Tej nocy nie da się zapomnieć! internautka Sylwia
"Wiem też, że ten wieczór jest – przynajmniej dla mnie - jednym z przejawów wolności, o której Bono ciągle przypomina światu. Jaką fantastyczną młodość mają współcześni nastoletni Polacy – tylko cieszyć się tym co jest na wyciągnięcie ręki" - zauważa Agnieszka.
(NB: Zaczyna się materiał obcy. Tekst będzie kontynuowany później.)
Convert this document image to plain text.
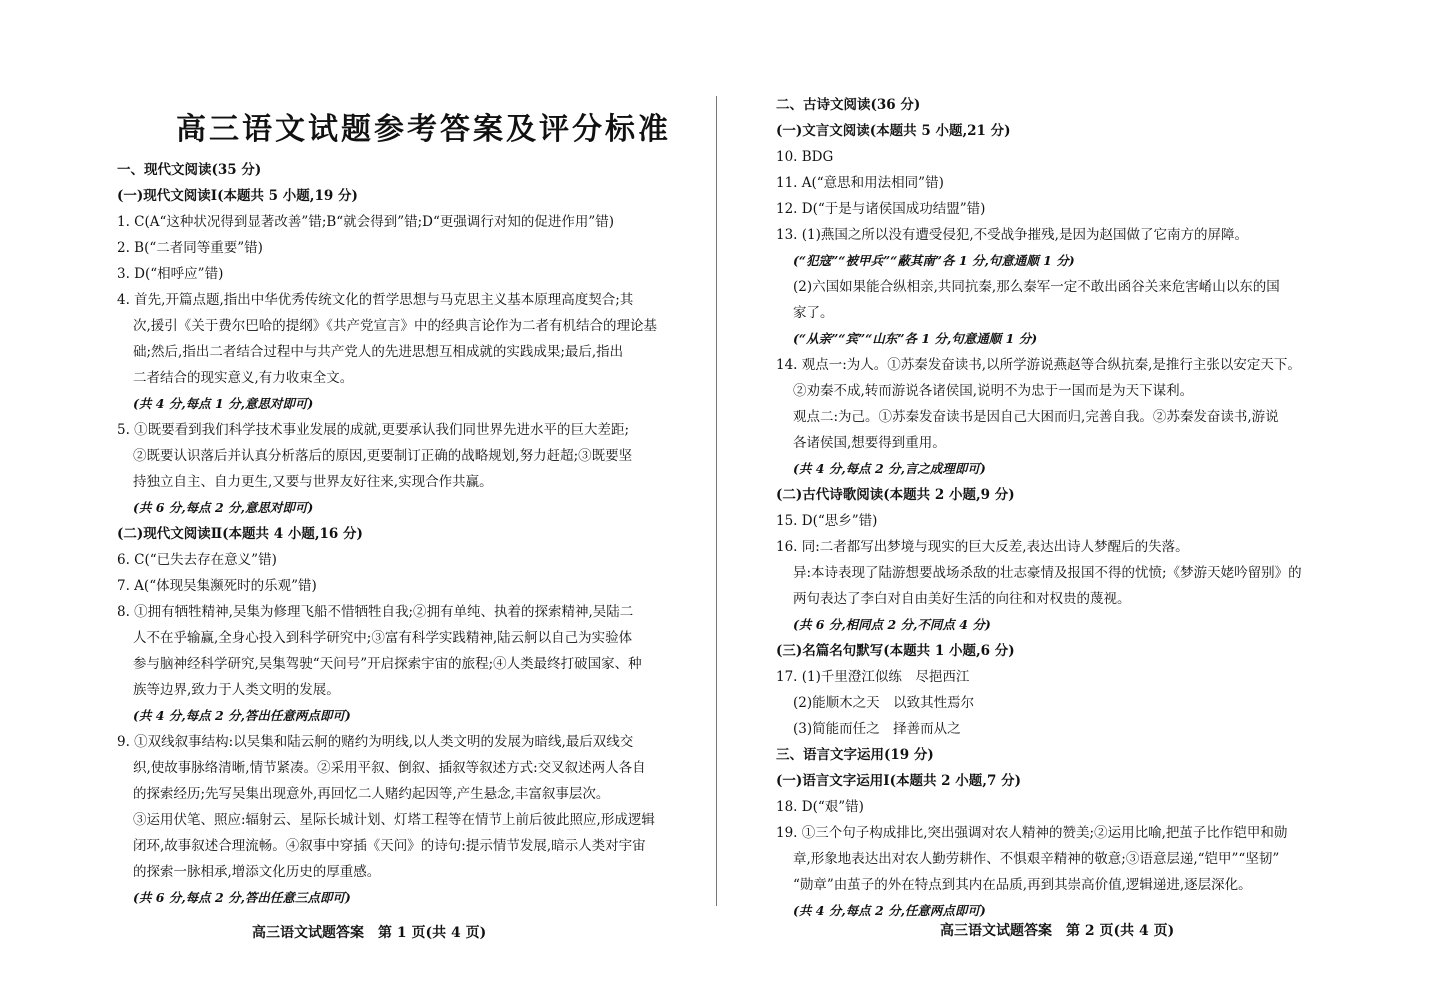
高三语文试题参考答案及评分标准
一、现代文阅读(35 分)
(一)现代文阅读Ⅰ(本题共 5 小题,19 分)
1. C(A“这种状况得到显著改善”错;B“就会得到”错;D“更强调行对知的促进作用”错)
2. B(“二者同等重要”错)
3. D(“相呼应”错)
4. 首先,开篇点题,指出中华优秀传统文化的哲学思想与马克思主义基本原理高度契合;其
次,援引《关于费尔巴哈的提纲》《共产党宣言》中的经典言论作为二者有机结合的理论基
础;然后,指出二者结合过程中与共产党人的先进思想互相成就的实践成果;最后,指出
二者结合的现实意义,有力收束全文。
(共 4 分,每点 1 分,意思对即可)
5. ①既要看到我们科学技术事业发展的成就,更要承认我们同世界先进水平的巨大差距;
②既要认识落后并认真分析落后的原因,更要制订正确的战略规划,努力赶超;③既要坚
持独立自主、自力更生,又要与世界友好往来,实现合作共赢。
(共 6 分,每点 2 分,意思对即可)
(二)现代文阅读Ⅱ(本题共 4 小题,16 分)
6. C(“已失去存在意义”错)
7. A(“体现吴集濒死时的乐观”错)
8. ①拥有牺牲精神,吴集为修理飞船不惜牺牲自我;②拥有单纯、执着的探索精神,吴陆二
人不在乎输赢,全身心投入到科学研究中;③富有科学实践精神,陆云舸以自己为实验体
参与脑神经科学研究,吴集驾驶“天问号”开启探索宇宙的旅程;④人类最终打破国家、种
族等边界,致力于人类文明的发展。
(共 4 分,每点 2 分,答出任意两点即可)
9. ①双线叙事结构:以吴集和陆云舸的赌约为明线,以人类文明的发展为暗线,最后双线交
织,使故事脉络清晰,情节紧凑。②采用平叙、倒叙、插叙等叙述方式:交叉叙述两人各自
的探索经历;先写吴集出现意外,再回忆二人赌约起因等,产生悬念,丰富叙事层次。
③运用伏笔、照应:辐射云、星际长城计划、灯塔工程等在情节上前后彼此照应,形成逻辑
闭环,故事叙述合理流畅。④叙事中穿插《天问》的诗句:提示情节发展,暗示人类对宇宙
的探索一脉相承,增添文化历史的厚重感。
(共 6 分,每点 2 分,答出任意三点即可)
高三语文试题答案　第 1 页(共 4 页)
二、古诗文阅读(36 分)
(一)文言文阅读(本题共 5 小题,21 分)
10. BDG
11. A(“意思和用法相同”错)
12. D(“于是与诸侯国成功结盟”错)
13. (1)燕国之所以没有遭受侵犯,不受战争摧残,是因为赵国做了它南方的屏障。
(“犯寇”“被甲兵”“蔽其南”各 1 分,句意通顺 1 分)
(2)六国如果能合纵相亲,共同抗秦,那么秦军一定不敢出函谷关来危害崤山以东的国
家了。
(“从亲”“宾”“山东”各 1 分,句意通顺 1 分)
14. 观点一:为人。①苏秦发奋读书,以所学游说燕赵等合纵抗秦,是推行主张以安定天下。
②劝秦不成,转而游说各诸侯国,说明不为忠于一国而是为天下谋利。
观点二:为己。①苏秦发奋读书是因自己大困而归,完善自我。②苏秦发奋读书,游说
各诸侯国,想要得到重用。
(共 4 分,每点 2 分,言之成理即可)
(二)古代诗歌阅读(本题共 2 小题,9 分)
15. D(“思乡”错)
16. 同:二者都写出梦境与现实的巨大反差,表达出诗人梦醒后的失落。
异:本诗表现了陆游想要战场杀敌的壮志豪情及报国不得的忧愤;《梦游天姥吟留别》的
两句表达了李白对自由美好生活的向往和对权贵的蔑视。
(共 6 分,相同点 2 分,不同点 4 分)
(三)名篇名句默写(本题共 1 小题,6 分)
17. (1)千里澄江似练　尽挹西江
(2)能顺木之天　以致其性焉尔
(3)简能而任之　择善而从之
三、语言文字运用(19 分)
(一)语言文字运用Ⅰ(本题共 2 小题,7 分)
18. D(“艰”错)
19. ①三个句子构成排比,突出强调对农人精神的赞美;②运用比喻,把茧子比作铠甲和勋
章,形象地表达出对农人勤劳耕作、不惧艰辛精神的敬意;③语意层递,“铠甲”“坚韧”
“勋章”由茧子的外在特点到其内在品质,再到其崇高价值,逻辑递进,逐层深化。
(共 4 分,每点 2 分,任意两点即可)
高三语文试题答案　第 2 页(共 4 页)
Zespół stanął w miejscu nastawiony tylko na kasę internauta Guciu
Zapamiętają na krócej
Do tej koncertowej beczki miodu, niektórzy z naszych internautów dorzucają jednak również łyżkę dziegciu. "Kiedy byłam rok temu w Chorzowie na The Police parkingi przyszykowane przez organizatorów były bezpłatne i w miarę bez obawy można było zostawić auto, bo wszędzie było mnóstwo policjantów. W tym roku, gdy wjeżdżałam na parking, dla odmiany miła pani w żółtej koszulce poprosiła opłacenie biletu wstępu (20 zł). Oczywiście parking PŁATNY, NIESTRZEŻONY. Dla mnie to już przesada" - napisała Sylwia.
"Byłem na U2 i mam mieszane uczucia. Technicznie i widowiskowo rewelacja. Muzycznie już trochę gorzej. Zresztą widać to po ostatniej płycie. Zespół stanął w miejscu nastawiony tylko na kasę" - krytykuje Guciu.
Wolę jak tam grają nasze orły! internauta Łukasz
A gdzie nasze orły?
Poza zastrzeżeniami wobec artystów i organizatorów pojawiły się również uwagi natury ogólnej. "Ja tam nie widzę nic fajnego w tym koncercie - wolę jak tam grają nasze orły. Przypomnę tylko dwa mecze z ostatnich lat - ten z Portugalią i ten z Czechami ;) Wtedy to była atmosfera!!!" - napisał Łukasz z Dąbrowy Górniczej i dodał: "PS. Niedługo, bo już za miesiąc znów mecz na Śląskim!!! Zapraszamy!!!"